Incredibles 2 review: breathtakingly kinetic and visually smashing
If Incredibles 2 hadn’t been 14 years late in the making, and there wasn’t a superhero movie coming out every other month, it’d could easily have been The Road Warrior of the Pixar stable. I’d be lying if genre fatigue hasn’t scrubbed a little freshness off the franchise.
Having said that, this sequel, even when it somehow begins to unfavourably echo Speed 2: Cruise Control towards the end, is muscular, breathtakingly kinetic and visually smashing, boosted by an eye-popping richness in colour and texture that could only come from years of refined digital craft. Despite reservations, I walked out of the theatre feeling like I’d just watched the year’s most exhilarating action movie.
Where the strikingly prescient The Incredibles took on the toxic fanboy, Incredibles 2 is very much of the Now, its slightly distended narrative preoccupied with gender politics, globalism and consumerism. In a switching of roles, Mr. Incredible (Craig T. Nelson) parks his breadwinner duties to play an increasingly harried Mr. Mom, while fan favourite Elastigirl (Holly Hunter) is thrust into the spotlight, becoming the face of a movement to overturn the outlawed, disreputable status of superheroes.

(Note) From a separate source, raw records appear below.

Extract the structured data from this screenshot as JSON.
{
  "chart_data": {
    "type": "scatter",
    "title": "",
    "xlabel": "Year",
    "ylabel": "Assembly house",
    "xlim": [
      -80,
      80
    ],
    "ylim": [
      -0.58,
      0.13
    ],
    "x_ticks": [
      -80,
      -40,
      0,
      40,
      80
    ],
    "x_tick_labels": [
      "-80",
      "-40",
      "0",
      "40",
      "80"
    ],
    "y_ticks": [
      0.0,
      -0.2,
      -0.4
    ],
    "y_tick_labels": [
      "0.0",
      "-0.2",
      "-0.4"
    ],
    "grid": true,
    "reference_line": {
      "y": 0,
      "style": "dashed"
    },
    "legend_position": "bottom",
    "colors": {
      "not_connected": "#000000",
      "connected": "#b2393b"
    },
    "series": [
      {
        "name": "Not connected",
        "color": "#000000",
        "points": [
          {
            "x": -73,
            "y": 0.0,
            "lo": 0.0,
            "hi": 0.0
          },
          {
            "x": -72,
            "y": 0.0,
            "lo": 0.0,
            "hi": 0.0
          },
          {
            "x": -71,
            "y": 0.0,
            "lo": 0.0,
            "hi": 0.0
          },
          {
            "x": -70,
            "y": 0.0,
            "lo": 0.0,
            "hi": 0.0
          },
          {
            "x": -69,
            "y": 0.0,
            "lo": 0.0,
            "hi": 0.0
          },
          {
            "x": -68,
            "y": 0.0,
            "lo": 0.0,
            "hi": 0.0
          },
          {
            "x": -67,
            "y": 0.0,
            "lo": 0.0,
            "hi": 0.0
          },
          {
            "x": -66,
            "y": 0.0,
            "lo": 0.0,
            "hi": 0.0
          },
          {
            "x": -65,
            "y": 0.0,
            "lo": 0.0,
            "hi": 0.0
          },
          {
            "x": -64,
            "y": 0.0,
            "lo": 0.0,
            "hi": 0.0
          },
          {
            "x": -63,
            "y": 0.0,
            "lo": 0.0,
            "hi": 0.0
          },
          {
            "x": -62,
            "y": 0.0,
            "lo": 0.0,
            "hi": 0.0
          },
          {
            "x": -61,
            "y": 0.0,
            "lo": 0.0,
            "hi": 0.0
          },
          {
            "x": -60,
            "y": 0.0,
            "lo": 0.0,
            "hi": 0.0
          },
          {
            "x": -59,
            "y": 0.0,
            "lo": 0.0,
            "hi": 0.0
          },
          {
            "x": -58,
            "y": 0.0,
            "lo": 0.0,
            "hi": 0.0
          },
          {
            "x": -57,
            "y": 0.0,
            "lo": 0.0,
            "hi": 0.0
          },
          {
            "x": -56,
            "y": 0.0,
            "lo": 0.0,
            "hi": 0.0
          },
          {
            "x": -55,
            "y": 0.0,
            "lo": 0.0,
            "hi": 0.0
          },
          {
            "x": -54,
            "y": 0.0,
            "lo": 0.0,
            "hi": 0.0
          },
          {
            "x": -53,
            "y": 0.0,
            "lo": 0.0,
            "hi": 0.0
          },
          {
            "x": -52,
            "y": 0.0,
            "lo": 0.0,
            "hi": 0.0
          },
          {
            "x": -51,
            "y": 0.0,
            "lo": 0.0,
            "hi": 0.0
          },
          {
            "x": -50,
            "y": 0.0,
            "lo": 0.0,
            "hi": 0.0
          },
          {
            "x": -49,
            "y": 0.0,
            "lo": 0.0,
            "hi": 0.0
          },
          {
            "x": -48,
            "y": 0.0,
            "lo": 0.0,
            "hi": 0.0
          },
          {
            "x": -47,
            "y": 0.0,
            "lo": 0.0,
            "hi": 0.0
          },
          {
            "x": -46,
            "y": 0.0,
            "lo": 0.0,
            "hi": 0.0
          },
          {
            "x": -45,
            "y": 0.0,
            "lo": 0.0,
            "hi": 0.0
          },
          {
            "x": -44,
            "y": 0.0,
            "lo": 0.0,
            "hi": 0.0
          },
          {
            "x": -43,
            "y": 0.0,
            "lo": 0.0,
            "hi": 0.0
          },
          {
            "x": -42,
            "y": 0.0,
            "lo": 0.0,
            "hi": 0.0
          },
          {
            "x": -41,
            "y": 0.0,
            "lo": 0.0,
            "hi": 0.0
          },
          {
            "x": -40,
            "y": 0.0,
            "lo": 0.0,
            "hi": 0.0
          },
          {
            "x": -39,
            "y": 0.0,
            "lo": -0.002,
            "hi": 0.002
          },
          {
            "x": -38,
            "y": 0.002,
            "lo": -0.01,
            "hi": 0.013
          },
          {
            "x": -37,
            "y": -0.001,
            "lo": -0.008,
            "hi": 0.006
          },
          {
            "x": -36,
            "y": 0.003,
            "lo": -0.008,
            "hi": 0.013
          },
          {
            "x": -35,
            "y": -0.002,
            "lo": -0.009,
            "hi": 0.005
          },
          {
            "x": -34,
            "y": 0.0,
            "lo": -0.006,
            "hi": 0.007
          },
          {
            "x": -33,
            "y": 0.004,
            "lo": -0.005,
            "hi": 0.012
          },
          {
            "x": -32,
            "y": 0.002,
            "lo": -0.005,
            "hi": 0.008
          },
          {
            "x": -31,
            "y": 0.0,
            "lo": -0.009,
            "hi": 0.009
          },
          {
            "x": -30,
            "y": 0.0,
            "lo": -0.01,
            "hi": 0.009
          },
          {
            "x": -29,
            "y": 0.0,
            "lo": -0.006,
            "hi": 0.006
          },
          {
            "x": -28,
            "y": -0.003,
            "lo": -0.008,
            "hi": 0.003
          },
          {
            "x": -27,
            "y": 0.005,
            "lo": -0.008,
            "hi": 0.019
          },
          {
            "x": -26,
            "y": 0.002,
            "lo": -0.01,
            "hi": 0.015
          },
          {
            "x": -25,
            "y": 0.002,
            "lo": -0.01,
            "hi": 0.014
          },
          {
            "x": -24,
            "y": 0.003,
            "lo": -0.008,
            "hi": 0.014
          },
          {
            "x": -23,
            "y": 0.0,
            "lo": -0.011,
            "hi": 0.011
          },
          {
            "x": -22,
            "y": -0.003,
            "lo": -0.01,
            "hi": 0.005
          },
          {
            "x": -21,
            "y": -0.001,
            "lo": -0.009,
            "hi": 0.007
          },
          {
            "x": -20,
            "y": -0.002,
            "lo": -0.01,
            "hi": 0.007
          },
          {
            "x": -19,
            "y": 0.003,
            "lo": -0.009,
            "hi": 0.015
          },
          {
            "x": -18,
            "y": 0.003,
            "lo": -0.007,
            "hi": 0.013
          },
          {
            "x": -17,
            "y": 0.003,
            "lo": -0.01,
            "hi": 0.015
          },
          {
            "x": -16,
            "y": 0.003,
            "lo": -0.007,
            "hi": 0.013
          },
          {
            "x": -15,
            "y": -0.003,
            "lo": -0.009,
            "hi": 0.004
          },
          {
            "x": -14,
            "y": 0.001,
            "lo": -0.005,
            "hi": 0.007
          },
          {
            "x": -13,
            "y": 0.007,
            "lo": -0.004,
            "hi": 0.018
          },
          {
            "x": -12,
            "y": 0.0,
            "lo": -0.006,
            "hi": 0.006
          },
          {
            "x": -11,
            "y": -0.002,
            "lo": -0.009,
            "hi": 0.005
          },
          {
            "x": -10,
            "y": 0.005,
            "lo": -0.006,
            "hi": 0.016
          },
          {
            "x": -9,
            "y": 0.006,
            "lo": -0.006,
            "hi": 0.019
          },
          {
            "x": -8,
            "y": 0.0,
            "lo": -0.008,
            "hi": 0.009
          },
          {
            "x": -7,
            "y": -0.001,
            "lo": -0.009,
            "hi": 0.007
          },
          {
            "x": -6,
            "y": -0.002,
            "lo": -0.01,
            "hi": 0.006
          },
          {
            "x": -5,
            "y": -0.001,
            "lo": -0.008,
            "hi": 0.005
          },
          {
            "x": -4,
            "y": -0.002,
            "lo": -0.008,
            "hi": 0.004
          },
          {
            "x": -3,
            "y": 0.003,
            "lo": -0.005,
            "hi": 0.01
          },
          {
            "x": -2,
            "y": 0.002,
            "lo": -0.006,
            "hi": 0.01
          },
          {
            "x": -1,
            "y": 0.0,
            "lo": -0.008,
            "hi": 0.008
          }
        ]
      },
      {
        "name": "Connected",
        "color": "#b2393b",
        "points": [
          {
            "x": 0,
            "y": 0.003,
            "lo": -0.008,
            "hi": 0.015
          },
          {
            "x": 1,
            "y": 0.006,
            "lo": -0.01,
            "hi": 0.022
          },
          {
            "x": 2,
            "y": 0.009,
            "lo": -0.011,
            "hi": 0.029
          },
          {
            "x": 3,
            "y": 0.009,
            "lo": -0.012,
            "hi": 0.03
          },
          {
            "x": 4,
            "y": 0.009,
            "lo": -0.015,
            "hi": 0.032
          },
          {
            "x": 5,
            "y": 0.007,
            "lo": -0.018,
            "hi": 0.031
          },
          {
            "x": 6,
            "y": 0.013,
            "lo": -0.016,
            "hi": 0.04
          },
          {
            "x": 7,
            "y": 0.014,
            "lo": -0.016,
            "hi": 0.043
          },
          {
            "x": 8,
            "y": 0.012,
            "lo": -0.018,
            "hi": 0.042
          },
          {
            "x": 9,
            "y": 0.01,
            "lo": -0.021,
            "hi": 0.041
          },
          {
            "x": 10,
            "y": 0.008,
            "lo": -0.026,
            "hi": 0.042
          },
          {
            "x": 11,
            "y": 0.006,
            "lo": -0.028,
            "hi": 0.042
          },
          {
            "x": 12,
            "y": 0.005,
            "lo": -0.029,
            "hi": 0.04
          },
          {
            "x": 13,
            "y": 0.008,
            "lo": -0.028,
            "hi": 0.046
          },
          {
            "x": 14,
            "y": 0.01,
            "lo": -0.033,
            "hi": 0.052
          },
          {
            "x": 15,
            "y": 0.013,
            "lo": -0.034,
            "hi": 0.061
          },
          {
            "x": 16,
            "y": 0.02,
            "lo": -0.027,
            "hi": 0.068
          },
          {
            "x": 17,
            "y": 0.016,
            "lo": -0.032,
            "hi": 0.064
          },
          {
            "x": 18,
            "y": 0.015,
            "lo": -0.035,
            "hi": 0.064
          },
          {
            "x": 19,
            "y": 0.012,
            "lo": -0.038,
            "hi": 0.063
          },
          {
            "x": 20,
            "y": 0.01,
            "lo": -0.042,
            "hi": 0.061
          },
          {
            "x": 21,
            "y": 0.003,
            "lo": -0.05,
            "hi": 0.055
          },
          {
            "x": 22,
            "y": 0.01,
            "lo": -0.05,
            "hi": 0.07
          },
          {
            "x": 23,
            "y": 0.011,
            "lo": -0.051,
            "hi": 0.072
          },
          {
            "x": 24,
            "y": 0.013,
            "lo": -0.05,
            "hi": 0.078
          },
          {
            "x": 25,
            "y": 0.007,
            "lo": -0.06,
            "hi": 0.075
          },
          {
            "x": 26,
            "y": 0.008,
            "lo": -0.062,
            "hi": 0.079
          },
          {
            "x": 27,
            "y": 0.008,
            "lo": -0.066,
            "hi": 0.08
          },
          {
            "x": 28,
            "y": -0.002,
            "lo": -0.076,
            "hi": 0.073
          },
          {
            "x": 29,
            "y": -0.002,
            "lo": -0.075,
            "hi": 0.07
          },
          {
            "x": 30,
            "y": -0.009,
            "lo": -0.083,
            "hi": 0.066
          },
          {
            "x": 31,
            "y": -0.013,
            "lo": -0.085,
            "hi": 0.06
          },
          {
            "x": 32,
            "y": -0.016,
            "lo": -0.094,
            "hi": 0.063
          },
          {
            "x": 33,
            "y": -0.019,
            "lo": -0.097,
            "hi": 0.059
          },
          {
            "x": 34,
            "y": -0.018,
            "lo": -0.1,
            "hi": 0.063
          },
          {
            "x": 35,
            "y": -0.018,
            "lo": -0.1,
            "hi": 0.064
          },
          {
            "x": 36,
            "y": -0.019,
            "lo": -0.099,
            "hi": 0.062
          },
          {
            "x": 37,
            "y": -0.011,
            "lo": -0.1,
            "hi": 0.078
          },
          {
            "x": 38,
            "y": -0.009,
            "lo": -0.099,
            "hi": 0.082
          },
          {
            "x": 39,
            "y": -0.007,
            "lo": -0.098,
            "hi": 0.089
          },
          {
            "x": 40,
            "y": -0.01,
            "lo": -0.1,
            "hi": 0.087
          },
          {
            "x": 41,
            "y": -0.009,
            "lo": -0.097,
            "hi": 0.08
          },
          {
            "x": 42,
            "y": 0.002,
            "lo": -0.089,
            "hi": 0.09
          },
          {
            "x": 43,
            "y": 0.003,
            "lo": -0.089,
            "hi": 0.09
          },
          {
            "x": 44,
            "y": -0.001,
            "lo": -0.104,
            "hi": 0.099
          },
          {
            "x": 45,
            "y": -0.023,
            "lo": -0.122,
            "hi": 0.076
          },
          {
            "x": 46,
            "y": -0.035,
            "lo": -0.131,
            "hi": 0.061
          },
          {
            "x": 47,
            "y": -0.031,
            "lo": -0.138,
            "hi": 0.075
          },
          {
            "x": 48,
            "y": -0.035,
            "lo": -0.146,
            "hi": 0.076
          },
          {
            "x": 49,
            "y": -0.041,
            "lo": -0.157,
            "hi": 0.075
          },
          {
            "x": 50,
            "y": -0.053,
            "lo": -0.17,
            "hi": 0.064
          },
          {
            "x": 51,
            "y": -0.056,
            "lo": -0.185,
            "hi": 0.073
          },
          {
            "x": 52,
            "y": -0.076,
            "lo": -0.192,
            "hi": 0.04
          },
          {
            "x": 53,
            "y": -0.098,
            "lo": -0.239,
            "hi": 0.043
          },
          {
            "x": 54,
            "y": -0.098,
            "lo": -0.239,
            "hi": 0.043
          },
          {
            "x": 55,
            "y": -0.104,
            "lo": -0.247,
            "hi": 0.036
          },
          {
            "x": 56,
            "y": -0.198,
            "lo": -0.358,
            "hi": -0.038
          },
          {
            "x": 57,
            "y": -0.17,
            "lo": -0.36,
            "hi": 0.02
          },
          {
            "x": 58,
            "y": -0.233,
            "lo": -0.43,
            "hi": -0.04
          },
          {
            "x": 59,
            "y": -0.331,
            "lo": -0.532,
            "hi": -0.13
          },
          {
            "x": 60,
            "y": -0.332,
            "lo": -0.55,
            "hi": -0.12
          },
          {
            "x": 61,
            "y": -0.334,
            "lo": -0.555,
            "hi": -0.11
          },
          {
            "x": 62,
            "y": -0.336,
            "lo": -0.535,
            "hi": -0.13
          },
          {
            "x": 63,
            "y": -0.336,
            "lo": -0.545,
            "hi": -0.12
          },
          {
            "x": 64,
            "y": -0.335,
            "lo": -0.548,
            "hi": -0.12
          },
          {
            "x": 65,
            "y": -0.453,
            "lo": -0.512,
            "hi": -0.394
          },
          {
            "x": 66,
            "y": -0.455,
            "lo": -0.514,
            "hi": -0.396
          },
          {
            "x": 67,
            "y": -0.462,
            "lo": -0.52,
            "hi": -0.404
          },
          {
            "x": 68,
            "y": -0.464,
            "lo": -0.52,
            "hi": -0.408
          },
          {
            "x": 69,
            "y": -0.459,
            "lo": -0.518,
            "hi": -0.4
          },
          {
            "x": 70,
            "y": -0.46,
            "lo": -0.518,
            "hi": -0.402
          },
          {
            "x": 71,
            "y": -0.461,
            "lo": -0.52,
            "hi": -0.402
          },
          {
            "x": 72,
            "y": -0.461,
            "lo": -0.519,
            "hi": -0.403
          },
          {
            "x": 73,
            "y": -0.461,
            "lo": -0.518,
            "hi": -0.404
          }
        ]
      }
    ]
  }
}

There are definitely beats that slip into naggingly stock zone—the spectre of Carpenter’s They Live looms unusually large over the villain’s masterplan. But Incredibles 2 hits enough exuberant peaks to overlook those quibbles. Anything involving Elastigirl on a bike and Jack-Jack discovering the destructive range of his polymorphic powers is dynamite, but I’m comfortable saying all of Brad Bird’s dexterous action sequences blow his live-action peers out of the water.